Federated Learning - A Step Towards Privacy

*Co-Authored with Gavin Le Ber, Lawyer

Nearly all our daily activities are dependent on algorithms, machine learning and artificial intelligence (AI). A significant amount of data, including personal data, often collected from a user’s device, is required to improve the algorithm and make daily activities more convenient and efficient. The data collected from a user’s device is transmitted and uploaded to a single central server where the algorithmic model resides. The model identifies and learns patterns from the data, allowing it to improve upon itself. This is a centralized process. 

As individuals search for convenience and technological advancements, they must come to terms that they will need to give up some of their personal data for the betterment of the algorithmic model. This trade-off is also known as the “Privacy Paradox”.

Federated learning flips the centralized training model on its head and creates a decentralized model in which users’ data never leaves their devices to train a model. Instead, models are deployed to users’ devices where they are trained. Once trained, those models are aggregated and transmitted back to the server model which learns from those trained models, instead of the data itself. 

There are many applications of federated learning. The most well-known use-case is Google’s GBoard, a keyboard software used for predictive text. Rather than uploading every word typed on the keyboard to its server to train its model, Google sends a model to the user’s device. That model is trained directly on the device. It is then aggregated with other models and sent back to the central server model. Google’s GBoard does not collect individuals’ data because the data never leaves their devices. This decentralized method is a true example of a positive-sum, where all parties win; a well-illustrated example of Privacy by Design.  

The Traditional Machine Learning Model and its Privacy Challenges 

The most common “centralized” machine learning model involves a central server that receives anonymized data from end-user sensor devices. The central model which processes the data reveals insights about the data and is trained on those insights. Generally, the more data that is processed, the more accurate the model becomes. End-users benefit from the accurate model (or algorithm) by gaining the convenience of receiving relevant newsfeeds, getting traffic directions, or relevant advertisements. While end-users benefit from a customized experience, consumers have expressed an uneasy sentiment about sharing their data. There is a concern that their data will be used for a secondary purpose for which they have little or no control over. 

The Privacy-Centric Mechanics of Federated Learning

Instead of a centralized model, federated learning relies on a decentralized model whereby a model is transferred to end-user devices. The model is trained and augmented by the data directly on the device. The trained model is then aggregated with other devices’ models and collectively they are transmitted back to the ultimate model in the server. The server model is trained by the aggregated models, which do not contain personal data because the data never leaves the device.

Once the server model is updated and improved upon, it will be tested on end-users who will receive a new model from the server. That model will once again be trained and augmented by the local data on the device. The model will once again return to the server model and the cycle continues. 

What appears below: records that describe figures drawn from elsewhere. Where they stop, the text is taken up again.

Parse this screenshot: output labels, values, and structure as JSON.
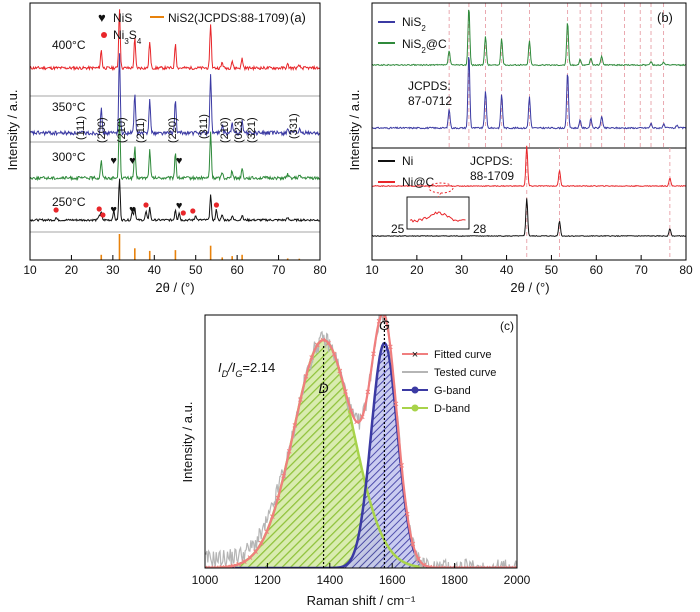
{
  "figure": {
    "colors": {
      "red": "#e8262a",
      "blue": "#3b3aa3",
      "green": "#2f8a3b",
      "black": "#111111",
      "orange": "#e8820c",
      "pinkline": "#e8a0a8",
      "lightgreen": "#a8d34a",
      "gray": "#b5b5b5",
      "salmon": "#f07e7e"
    }
  },
  "chart_data": [
    {
      "panel": "a",
      "type": "line",
      "panel_label": "(a)",
      "xlabel": "2θ / (°)",
      "ylabel": "Intensity / a.u.",
      "xlim": [
        10,
        80
      ],
      "xticks": [
        10,
        20,
        30,
        40,
        50,
        60,
        70,
        80
      ],
      "legend": {
        "nis": "NiS",
        "ni3s4": "Ni3S4",
        "nis2": "NiS2(JCPDS:88-1709)"
      },
      "series": [
        {
          "name": "400°C",
          "color": "red",
          "peaks": [
            [
              27.2,
              0.3
            ],
            [
              31.6,
              1.0
            ],
            [
              35.3,
              0.5
            ],
            [
              38.9,
              0.45
            ],
            [
              45.1,
              0.42
            ],
            [
              53.6,
              0.75
            ],
            [
              56.4,
              0.1
            ],
            [
              58.8,
              0.12
            ],
            [
              61.2,
              0.16
            ],
            [
              72.2,
              0.06
            ],
            [
              75.0,
              0.04
            ]
          ]
        },
        {
          "name": "350°C",
          "color": "blue",
          "peaks": [
            [
              27.2,
              0.3
            ],
            [
              31.6,
              1.0
            ],
            [
              35.3,
              0.5
            ],
            [
              38.9,
              0.45
            ],
            [
              45.1,
              0.42
            ],
            [
              53.6,
              0.75
            ],
            [
              56.4,
              0.1
            ],
            [
              58.8,
              0.12
            ],
            [
              61.2,
              0.16
            ],
            [
              72.2,
              0.06
            ],
            [
              75.0,
              0.04
            ]
          ]
        },
        {
          "name": "300°C",
          "color": "green",
          "peaks": [
            [
              27.2,
              0.3
            ],
            [
              31.6,
              1.0
            ],
            [
              35.3,
              0.5
            ],
            [
              38.9,
              0.45
            ],
            [
              45.1,
              0.42
            ],
            [
              53.6,
              0.75
            ],
            [
              56.4,
              0.1
            ],
            [
              58.8,
              0.12
            ],
            [
              61.2,
              0.16
            ],
            [
              72.2,
              0.06
            ],
            [
              75.0,
              0.04
            ]
          ]
        },
        {
          "name": "250°C",
          "color": "black",
          "peaks": [
            [
              16.3,
              0.06
            ],
            [
              26.7,
              0.12
            ],
            [
              27.2,
              0.18
            ],
            [
              30.2,
              0.22
            ],
            [
              31.6,
              1.0
            ],
            [
              34.7,
              0.22
            ],
            [
              35.3,
              0.3
            ],
            [
              38.0,
              0.2
            ],
            [
              38.9,
              0.3
            ],
            [
              45.1,
              0.25
            ],
            [
              46.0,
              0.18
            ],
            [
              50.0,
              0.12
            ],
            [
              53.6,
              0.6
            ],
            [
              55.0,
              0.25
            ],
            [
              56.4,
              0.12
            ],
            [
              58.8,
              0.1
            ],
            [
              61.2,
              0.12
            ],
            [
              72.2,
              0.05
            ]
          ]
        }
      ],
      "hkl": [
        "(111)",
        "(200)",
        "(210)",
        "(211)",
        "(220)",
        "(311)",
        "(210)",
        "(023)",
        "(321)",
        "(331)"
      ],
      "nis2_reference": [
        [
          27.2,
          0.2
        ],
        [
          31.6,
          1.0
        ],
        [
          35.3,
          0.45
        ],
        [
          38.9,
          0.35
        ],
        [
          45.1,
          0.38
        ],
        [
          53.6,
          0.55
        ],
        [
          56.4,
          0.1
        ],
        [
          58.8,
          0.15
        ],
        [
          61.2,
          0.2
        ],
        [
          72.2,
          0.06
        ],
        [
          75.0,
          0.05
        ]
      ]
    },
    {
      "panel": "b",
      "type": "line",
      "panel_label": "(b)",
      "xlabel": "2θ / (°)",
      "ylabel": "Intensity / a.u.",
      "xlim": [
        10,
        80
      ],
      "xticks": [
        10,
        20,
        30,
        40,
        50,
        60,
        70,
        80
      ],
      "series": [
        {
          "name": "NiS2",
          "color": "blue",
          "peaks": [
            [
              27.2,
              0.25
            ],
            [
              31.6,
              1.0
            ],
            [
              35.3,
              0.5
            ],
            [
              38.9,
              0.45
            ],
            [
              45.1,
              0.42
            ],
            [
              53.6,
              0.75
            ],
            [
              56.4,
              0.1
            ],
            [
              58.8,
              0.12
            ],
            [
              61.2,
              0.16
            ],
            [
              72.2,
              0.06
            ],
            [
              75.0,
              0.05
            ],
            [
              78.0,
              0.04
            ]
          ]
        },
        {
          "name": "NiS2@C",
          "color": "green",
          "peaks": [
            [
              27.2,
              0.25
            ],
            [
              31.6,
              1.0
            ],
            [
              35.3,
              0.5
            ],
            [
              38.9,
              0.45
            ],
            [
              45.1,
              0.42
            ],
            [
              53.6,
              0.75
            ],
            [
              56.4,
              0.1
            ],
            [
              58.8,
              0.12
            ],
            [
              61.2,
              0.16
            ],
            [
              72.2,
              0.06
            ],
            [
              75.0,
              0.05
            ]
          ]
        },
        {
          "name": "Ni",
          "color": "black",
          "peaks": [
            [
              44.5,
              1.0
            ],
            [
              51.8,
              0.4
            ],
            [
              76.4,
              0.2
            ]
          ]
        },
        {
          "name": "Ni@C",
          "color": "red",
          "peaks": [
            [
              44.5,
              1.0
            ],
            [
              51.8,
              0.4
            ],
            [
              76.4,
              0.2
            ]
          ]
        }
      ],
      "annotations": {
        "jcpds_top": "JCPDS:",
        "jcpds_top_num": "87-0712",
        "jcpds_bottom": "JCPDS:",
        "jcpds_bottom_num": "88-1709",
        "inset_left": "25",
        "inset_right": "28"
      },
      "reference_lines": [
        27.2,
        31.6,
        35.3,
        38.9,
        45.1,
        53.6,
        56.4,
        58.8,
        61.2,
        66.3,
        69.8,
        72.2,
        75.0
      ]
    },
    {
      "panel": "c",
      "type": "area",
      "panel_label": "(c)",
      "xlabel": "Raman shift / cm⁻¹",
      "ylabel": "Intensity / a.u.",
      "xlim": [
        1000,
        2000
      ],
      "xticks": [
        1000,
        1200,
        1400,
        1600,
        1800,
        2000
      ],
      "ratio_label": "I",
      "ratio_sub_d": "D",
      "ratio_slash": "/I",
      "ratio_sub_g": "G",
      "ratio_value": "=2.14",
      "d_label": "D",
      "g_label": "G",
      "d_band": {
        "center": 1380,
        "sigma": 95,
        "amplitude": 0.76
      },
      "g_band": {
        "center": 1575,
        "sigma": 42,
        "amplitude": 0.75
      },
      "series": [
        {
          "name": "Fitted curve",
          "color": "salmon"
        },
        {
          "name": "Tested curve",
          "color": "gray"
        },
        {
          "name": "G-band",
          "color": "blue"
        },
        {
          "name": "D-band",
          "color": "lightgreen"
        }
      ]
    }
  ]
}
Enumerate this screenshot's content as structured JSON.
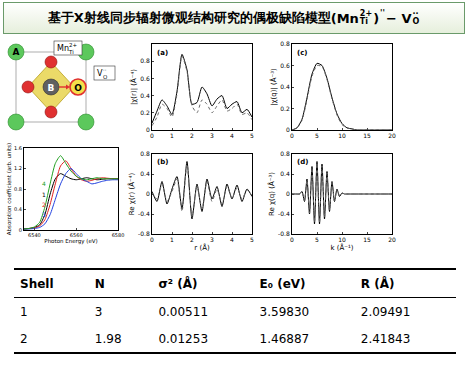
{
  "title": {
    "text": "基于X射线同步辐射微观结构研究的偶极缺陷模型",
    "formula": [
      {
        "text": "(Mn"
      },
      {
        "sub": "Ti",
        "sup": "2+"
      },
      {
        "text": ")"
      },
      {
        "sup": "''"
      },
      {
        "text": " − V"
      },
      {
        "sub": "O",
        "sup": "··"
      }
    ]
  },
  "structure": {
    "atoms": [
      "A",
      "B",
      "O"
    ],
    "defect_labels": [
      {
        "base": "Mn",
        "sub": "Ti",
        "sup": "2+"
      },
      {
        "base": "V",
        "sub": "O",
        "sup": "··"
      }
    ]
  },
  "chart_data": [
    {
      "type": "line",
      "x_label": "Photon Energy (eV)",
      "y_label": "Absorption coefficient (arb. units)",
      "x": [
        6535,
        6537.5,
        6540,
        6542.5,
        6545,
        6547.5,
        6550,
        6552.5,
        6555,
        6557.5,
        6560,
        6562.5,
        6565,
        6567.5,
        6570,
        6572.5,
        6575,
        6577.5,
        6580
      ],
      "xlim": [
        6535,
        6580
      ],
      "xticks": [
        6540,
        6560,
        6580
      ],
      "ylim": [
        0,
        1.6
      ],
      "yticks": [
        0,
        0.4,
        0.8,
        1.2,
        1.6
      ],
      "series": [
        {
          "name": "1",
          "color": "#000000",
          "line_style": "solid",
          "values": [
            0.02,
            0.03,
            0.05,
            0.1,
            0.3,
            0.7,
            1.0,
            1.1,
            1.05,
            1.0,
            0.98,
            1.0,
            1.02,
            1.0,
            0.98,
            0.99,
            1.0,
            1.0,
            1.0
          ]
        },
        {
          "name": "2",
          "color": "#e02020",
          "line_style": "solid",
          "values": [
            0.02,
            0.03,
            0.04,
            0.08,
            0.2,
            0.5,
            0.9,
            1.25,
            1.35,
            1.2,
            1.05,
            0.98,
            0.95,
            0.97,
            1.0,
            1.02,
            1.01,
            1.0,
            1.0
          ]
        },
        {
          "name": "3",
          "color": "#2040e0",
          "line_style": "solid",
          "values": [
            0.02,
            0.02,
            0.03,
            0.05,
            0.12,
            0.3,
            0.6,
            0.9,
            1.1,
            1.2,
            1.1,
            1.0,
            0.95,
            0.9,
            0.92,
            0.95,
            0.97,
            0.98,
            0.98
          ]
        },
        {
          "name": "4",
          "color": "#20a020",
          "line_style": "solid",
          "values": [
            0.02,
            0.03,
            0.06,
            0.15,
            0.45,
            0.9,
            1.3,
            1.45,
            1.3,
            1.15,
            1.05,
            1.0,
            0.98,
            1.0,
            1.02,
            1.0,
            1.0,
            1.0,
            1.0
          ]
        }
      ]
    },
    {
      "type": "line",
      "label": "(a)",
      "y_label": "|χ(r)| (Å⁻⁴)",
      "x": [
        0,
        0.25,
        0.5,
        0.75,
        1,
        1.25,
        1.5,
        1.75,
        2,
        2.25,
        2.5,
        2.75,
        3,
        3.25,
        3.5,
        3.75,
        4,
        4.25,
        4.5,
        4.75,
        5
      ],
      "xlim": [
        0,
        5
      ],
      "xticks": [
        0,
        1,
        2,
        3,
        4,
        5
      ],
      "ylim": [
        0,
        1
      ],
      "yticks": [
        0,
        0.2,
        0.4,
        0.6,
        0.8
      ],
      "series": [
        {
          "color": "#000000",
          "line_style": "solid",
          "values": [
            0.08,
            0.22,
            0.35,
            0.28,
            0.18,
            0.45,
            0.88,
            0.7,
            0.3,
            0.32,
            0.5,
            0.42,
            0.28,
            0.36,
            0.4,
            0.25,
            0.3,
            0.33,
            0.2,
            0.24,
            0.15
          ]
        },
        {
          "color": "#666666",
          "line_style": "dotted",
          "values": [
            0.05,
            0.15,
            0.3,
            0.25,
            0.15,
            0.42,
            0.86,
            0.68,
            0.28,
            0.2,
            0.35,
            0.3,
            0.2,
            0.28,
            0.35,
            0.22,
            0.25,
            0.3,
            0.18,
            0.2,
            0.12
          ]
        }
      ]
    },
    {
      "type": "line",
      "label": "(b)",
      "x_label": "r (Å)",
      "y_label": "Re χ(r) (Å⁻⁴)",
      "x": [
        0,
        0.25,
        0.5,
        0.75,
        1,
        1.25,
        1.5,
        1.75,
        2,
        2.25,
        2.5,
        2.75,
        3,
        3.25,
        3.5,
        3.75,
        4,
        4.25,
        4.5,
        4.75,
        5
      ],
      "xlim": [
        0,
        5
      ],
      "xticks": [
        0,
        1,
        2,
        3,
        4,
        5
      ],
      "ylim": [
        -0.8,
        0.8
      ],
      "yticks": [
        -0.8,
        -0.4,
        0,
        0.4,
        0.8
      ],
      "series": [
        {
          "color": "#000000",
          "line_style": "solid",
          "values": [
            0.05,
            -0.15,
            0.25,
            -0.2,
            0.1,
            0.35,
            -0.3,
            0.65,
            -0.5,
            0.2,
            -0.35,
            0.3,
            -0.1,
            0.15,
            -0.25,
            0.2,
            -0.1,
            0.18,
            -0.15,
            0.1,
            -0.05
          ]
        },
        {
          "color": "#666666",
          "line_style": "dotted",
          "values": [
            0.03,
            -0.1,
            0.2,
            -0.15,
            0.05,
            0.3,
            -0.35,
            0.6,
            -0.45,
            0.15,
            -0.3,
            0.25,
            -0.15,
            0.1,
            -0.2,
            0.15,
            -0.08,
            0.12,
            -0.1,
            0.08,
            -0.03
          ]
        }
      ]
    },
    {
      "type": "line",
      "label": "(c)",
      "y_label": "|χ(q)| (Å⁻³)",
      "x": [
        0,
        1,
        2,
        3,
        4,
        5,
        6,
        7,
        8,
        9,
        10,
        11,
        12,
        13,
        14,
        15,
        16,
        17,
        18,
        19,
        20
      ],
      "xlim": [
        0,
        20
      ],
      "xticks": [
        0,
        5,
        10,
        15,
        20
      ],
      "ylim": [
        0,
        0.8
      ],
      "yticks": [
        0,
        0.2,
        0.4,
        0.6,
        0.8
      ],
      "series": [
        {
          "color": "#000000",
          "line_style": "solid",
          "values": [
            0,
            0.02,
            0.1,
            0.3,
            0.52,
            0.62,
            0.6,
            0.48,
            0.3,
            0.15,
            0.06,
            0.02,
            0.01,
            0,
            0,
            0,
            0,
            0,
            0,
            0,
            0
          ]
        },
        {
          "color": "#666666",
          "line_style": "dotted",
          "values": [
            0,
            0.02,
            0.09,
            0.28,
            0.5,
            0.6,
            0.59,
            0.47,
            0.29,
            0.14,
            0.05,
            0.02,
            0.01,
            0,
            0,
            0,
            0,
            0,
            0,
            0,
            0
          ]
        }
      ]
    },
    {
      "type": "line",
      "label": "(d)",
      "x_label": "k (Å⁻¹)",
      "y_label": "Re χ(q) (Å⁻³)",
      "x": [
        0,
        0.5,
        1,
        1.5,
        2,
        2.5,
        3,
        3.5,
        4,
        4.5,
        5,
        5.5,
        6,
        6.5,
        7,
        7.5,
        8,
        8.5,
        9,
        9.5,
        10,
        10.5,
        11,
        11.5,
        12,
        12.5,
        13,
        13.5,
        14,
        14.5,
        15,
        15.5,
        16,
        16.5,
        17,
        17.5,
        18,
        18.5,
        19,
        19.5,
        20
      ],
      "xlim": [
        0,
        20
      ],
      "xticks": [
        0,
        5,
        10,
        15,
        20
      ],
      "ylim": [
        -0.8,
        0.8
      ],
      "yticks": [
        -0.8,
        -0.4,
        0,
        0.4,
        0.8
      ],
      "series": [
        {
          "color": "#000000",
          "line_style": "solid",
          "values": [
            0,
            0,
            0,
            0,
            0.05,
            -0.15,
            0.3,
            -0.4,
            0.55,
            -0.6,
            0.65,
            -0.6,
            0.6,
            -0.5,
            0.45,
            -0.35,
            0.25,
            -0.15,
            0.1,
            -0.05,
            0.02,
            0,
            0,
            0,
            0,
            0,
            0,
            0,
            0,
            0,
            0,
            0,
            0,
            0,
            0,
            0,
            0,
            0,
            0,
            0,
            0
          ]
        },
        {
          "color": "#666666",
          "line_style": "dotted",
          "values": [
            0,
            0,
            0,
            0,
            0.04,
            -0.13,
            0.28,
            -0.38,
            0.52,
            -0.57,
            0.62,
            -0.58,
            0.56,
            -0.47,
            0.42,
            -0.33,
            0.23,
            -0.14,
            0.09,
            -0.04,
            0.02,
            0,
            0,
            0,
            0,
            0,
            0,
            0,
            0,
            0,
            0,
            0,
            0,
            0,
            0,
            0,
            0,
            0,
            0,
            0,
            0
          ]
        }
      ]
    }
  ],
  "table": {
    "header": [
      "Shell",
      "N",
      "σ² (Å)",
      "E₀ (eV)",
      "R (Å)"
    ],
    "rows": [
      [
        "1",
        "3",
        "0.00511",
        "3.59830",
        "2.09491"
      ],
      [
        "2",
        "1.98",
        "0.01253",
        "1.46887",
        "2.41843"
      ]
    ]
  }
}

Federated learning also has various levels of security built into its design. The server, which collects device-level models, only accepts encrypted model data without a key. To avoid a “man-in-the-middle attack” during transmission where data may be reverse engineered, a Secure Aggregation protocol is incorporated.  Secure Aggregation works by aggregating end-users’ unique models and encrypting the aggregation of models. Decryption of end-users’ models can only be performed in aggregate, ensuring that even the server host cannot view any end-user data. To further prevent the risk of re-identification and enhance user privacy, unique data contributed by a device, which may risk revealing personal data, is masked by adding noise before it is transmitted to the central service. This process is also known as Differential Privacy. 

Conclusion

Federated learning can develop models both for personalized uses or for global-scale adoption. Multiple federated learning use-cases have been identified such as Google’s GBoard, autonomous vehicles, healthcare as well as the adtech industry which has to rethink its business model now that third party cookies will be obsolete. Although a relatively new concept that still needs to be improved upon and explored with other use-cases, federated learning is a positive step forward to providing users with the convenience they want while still balancing it with user privacy. Federated learning is a positive step forward towards Privacy by Design.